University of Connecticut basketball star Paige Beuckers announced a new partnership Monday that’s sure to add to her buckets of cash off the court.

The reigning Naismith College Player of the Year is partnering with Cash App, the mobile payment service owned by Jack Dorsey’s Block (formerly Square), to help launch the Paige Bueckers Foundation. The foundation will be primarily focused on creating opportunities and promoting social justice, though specific details are yet to be revealed. Cash App will make a $100,000 Bitcoin donation and give away $100,000 in cash to supporters in $15 payments to promote the announcement. Other financial terms were not disclosed. Forbes Bueckers is still just a few deals away to reach the $1 million mark for endorsements, according to estimates.

“I know this deal isn’t like a super long-term contract,” Bueckers tells Forbes. “But I’m working with people and want to work with people who have the same values as me.”

This marks Bueckers’ third major partnership since the NCAA stripped down its regulations in July, allowing college athletes to profit off their name, image and likeness. She signed with global e-commerce platform StockX in October and, one month later, became the first college athlete to join Gatorade’s ranks. In July, Bueckers trademarked the phrase “Paige Buckets,” which is the point guard’s nickname. 

The Bueckers’ performance in the emerging NIL market could provide a glimpse into the opportunities for college athletes at the top. Based on her sprawling social media presence—Bueckers has more than one million followers between Twitter and Instagram—a study from research outlet AthleticDirectorU named her the most marketable athlete in college sports prior to the NCAA’s rule change.

“She is the best of the best, and these major brands want to leverage her appeal, particularly to a young and growing demographic,” Carnegie Mellon Tepper School of Business associate professor Tim Derdenger wrote in an email. “Her success will certainly spill over to other players.”

It has already. Last month, Gonzaga forward Chet Holmgren signed a deal Topps said that this was the largest deal it had ever made with a college athlete. Fresno State basketball team and TikTok stars Hanna Cavinder and Haley Cavinder recently participated in a TikTok event. cofounded a streetwear clothing company Additionally, partnerships were made with Boost Mobile, Champs Eastbay, WWE, Eastbay, and WWE. 

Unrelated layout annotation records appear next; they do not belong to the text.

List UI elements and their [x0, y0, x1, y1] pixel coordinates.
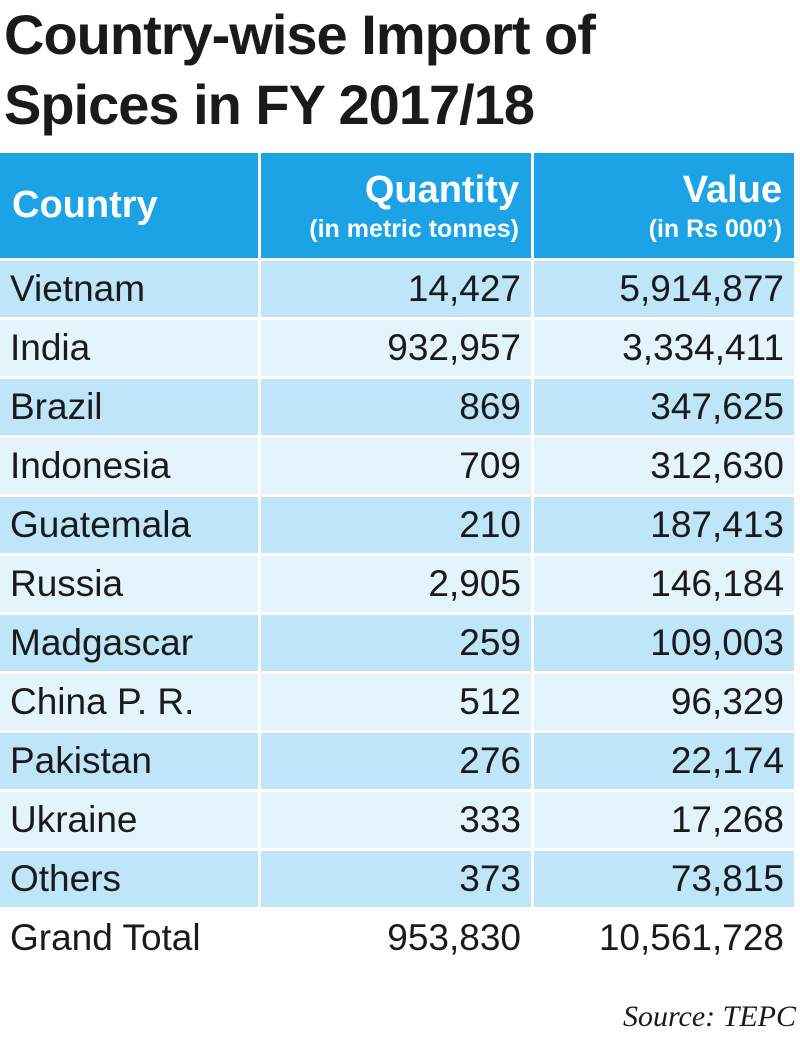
column-header-quantity: Quantity (in metric tonnes) — [261, 153, 531, 258]
grand-total-row: Grand Total 953,830 10,561,728 — [0, 910, 794, 966]
table-body: Vietnam 14,427 5,914,877 India 932,957 3,334,… — [0, 261, 794, 966]
column-header-value-label: Value — [682, 168, 782, 211]
chart-title: Country-wise Import of Spices in FY 2017… — [4, 0, 794, 140]
quantity-cell: 932,957 — [261, 320, 531, 376]
title-line-2: Spices in FY 2017/18 — [4, 73, 535, 136]
column-header-country: Country — [0, 153, 258, 258]
country-cell: Pakistan — [0, 733, 258, 789]
column-header-quantity-label: Quantity — [364, 168, 519, 211]
quantity-cell: 709 — [261, 438, 531, 494]
value-cell: 109,003 — [534, 615, 794, 671]
import-table: Country Quantity (in metric tonnes) Valu… — [0, 150, 797, 969]
source-note: Source: TEPC — [622, 1000, 796, 1033]
column-header-quantity-unit: (in metric tonnes) — [309, 214, 519, 243]
quantity-cell: 276 — [261, 733, 531, 789]
quantity-cell: 210 — [261, 497, 531, 553]
table-row: Ukraine 333 17,268 — [0, 792, 794, 848]
country-cell: Vietnam — [0, 261, 258, 317]
quantity-cell: 512 — [261, 674, 531, 730]
title-line-1: Country-wise Import of — [4, 3, 596, 66]
table-row: Russia 2,905 146,184 — [0, 556, 794, 612]
table-row: Pakistan 276 22,174 — [0, 733, 794, 789]
header-row: Country Quantity (in metric tonnes) Valu… — [0, 153, 794, 258]
country-cell: Guatemala — [0, 497, 258, 553]
column-header-value-unit: (in Rs 000’) — [648, 214, 782, 243]
country-cell: Russia — [0, 556, 258, 612]
table-row: Others 373 73,815 — [0, 851, 794, 907]
table-row: Indonesia 709 312,630 — [0, 438, 794, 494]
table-row: Madgascar 259 109,003 — [0, 615, 794, 671]
column-header-value: Value (in Rs 000’) — [534, 153, 794, 258]
quantity-cell: 2,905 — [261, 556, 531, 612]
value-cell: 187,413 — [534, 497, 794, 553]
value-cell: 3,334,411 — [534, 320, 794, 376]
quantity-cell: 259 — [261, 615, 531, 671]
quantity-cell: 869 — [261, 379, 531, 435]
column-header-country-label: Country — [12, 184, 158, 226]
table-row: Brazil 869 347,625 — [0, 379, 794, 435]
value-cell: 17,268 — [534, 792, 794, 848]
value-cell: 312,630 — [534, 438, 794, 494]
country-cell: China P. R. — [0, 674, 258, 730]
value-cell: 73,815 — [534, 851, 794, 907]
table-row: China P. R. 512 96,329 — [0, 674, 794, 730]
quantity-cell: 373 — [261, 851, 531, 907]
country-cell: India — [0, 320, 258, 376]
value-cell: 96,329 — [534, 674, 794, 730]
quantity-cell: 333 — [261, 792, 531, 848]
quantity-cell: 14,427 — [261, 261, 531, 317]
value-cell: 10,561,728 — [534, 910, 794, 966]
country-cell: Others — [0, 851, 258, 907]
table-row: Guatemala 210 187,413 — [0, 497, 794, 553]
quantity-cell: 953,830 — [261, 910, 531, 966]
value-cell: 347,625 — [534, 379, 794, 435]
value-cell: 5,914,877 — [534, 261, 794, 317]
country-cell: Madgascar — [0, 615, 258, 671]
value-cell: 22,174 — [534, 733, 794, 789]
country-cell: Indonesia — [0, 438, 258, 494]
table-row: India 932,957 3,334,411 — [0, 320, 794, 376]
value-cell: 146,184 — [534, 556, 794, 612]
country-cell: Ukraine — [0, 792, 258, 848]
country-cell: Brazil — [0, 379, 258, 435]
country-cell: Grand Total — [0, 910, 258, 966]
table-row: Vietnam 14,427 5,914,877 — [0, 261, 794, 317]
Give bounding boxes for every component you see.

Bueckers joins an impressive list of athletes that Cash App has signed up in the past few months. In November, Odell Beckham Jr. of the Los Angeles Rams and Aaron Rodgers of the Green Bay Packers announced that they would be partnering with Cash App to receive part their salaries in Bitcoin. Andre Iguodala, a Golden State Warriors star, and Klay Thompson, a Golden State Warriors wide receiver, said they would do the exact same thing in January. At least ten North American-based professional athletes are using cryptocurrency as a topic of interest to investor athletes. taken part of their salaries or endorsement payments in any form of crypto.

“Obviously, I’m still learning a lot about it and trying to understand,” Bueckers says. “I just started understanding what to do with my tax money, so now I have to learn what to do with Bitcoin and cryptocurrency.”

Bueckers, a native of Hopkins in Minnesota, arrived at UConn 2020 as the top-ranked American recruit and the 2019-20 Gatorade Female Athletic Athlete. Bueckers won several awards during her freshman year and led the heavily favored Huskies into the Final Four, where she was defeated by the University of Arizona. Bueckers resumed her sophomore campaign after she broke her left leg in the first half of her second campaign. She has been sidelined for the last two weeks. She expects to be back at the end February.

Bueckers is adding to her sponsorship portfolio and plans to continue using her platform to advocate racial equity. At the 2021 ESPYs, where she won the award for best college athlete in women’s sports, Bueckers used her speech to honor and celebrate Black women. She’s adamant about including BIPOC creatives in anything she does. “I grew up with everything, a roof over my head and food on my plate,” she says. “I want to help younger kids that weren’t as fortunate as me.”

This is just the beginning.

“The current set of offers is just the tip of the iceberg,” Derdenger says. “She has a lucrative future ahead of her.”